Ihrem selbstformulierten Anspruch: ”Als modernes Medium und Europas größte wöchentliche Zeitschrift sehen wir es auch als unsere Aufgabe an, wichtige Themen

der Diskussion zu stellen und zum Denken anzuregen“, werden Sie leider nicht gerecht, da Sie gängige Klischees bedienen und konsumierbar chiffriert haben.

Eine Werbekampagne, die zum Denken anregen möchte, wählt nicht den Weg, wissenschaftlich untersuchte und politisch bekämpfte Diskriminierungsfaktoren

(Hautfarbe, Ethnie, Geschlecht) auf eine Figur zu konzentrieren und als Folie dazu, den europäischen Durchschnittsmann zu stellen. Ihre Werbestrategie legt es hierbei

darauf an, gängige Stereotypisierungen (Mann – transzendental/Frau – Natur (exotisch)) zu stabilisieren und bereits erarbeitete und erkämpfte Ausdifferenzierungen

dieser Deutungs- und Interpretationsschemata zu Werbezwecken zu parodisieren.

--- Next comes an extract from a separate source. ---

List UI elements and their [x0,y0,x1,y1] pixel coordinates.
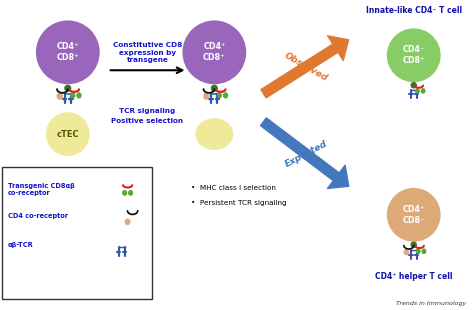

Es ist also fraglich, ob Ihr formuliertes Ziel: ”Humor“ und ”Selbstironie“ zu transportieren, der Intention Ihrer Werbekampagne entspricht. Humoristische Figuren

spielen bekanntlich mit Differenzen – wie Sie bereits erkannt haben – jedoch überzeichnen Sie die normativen Stereotypisierungen des gesellschaftlichen Unbewussten

gleichermaßen! Wenn Sie in Ihrer Kampagne hier die Position des ”Fremden“ einsetzen, um zum Lachen zu verführen, stellt das eine rassistische und sexistische Intervention dar.

Eine Abbildung der Personen auf gleicher Augenhöhe und der direkte Blick in die Kamera stellen zwar Gesten der Gleichberechtigung dar (die postkoloniale Kritik hat

vielfach auf entsprechende Gesten aufmerksam gemacht), sie entkräften jedoch nicht die bereits oben ausgeführten Vorwürfe des Sexismus, Rassismus, Eurozentrismus und

kapitalistischer Konsumierung anderer Kulturen.

Für eventuelle erneute Versuche solcher Denkanstoß- Werbekampagnen wünsche ich Ihnen in diesem Sinne re- flektiertere WerbestrategInnen!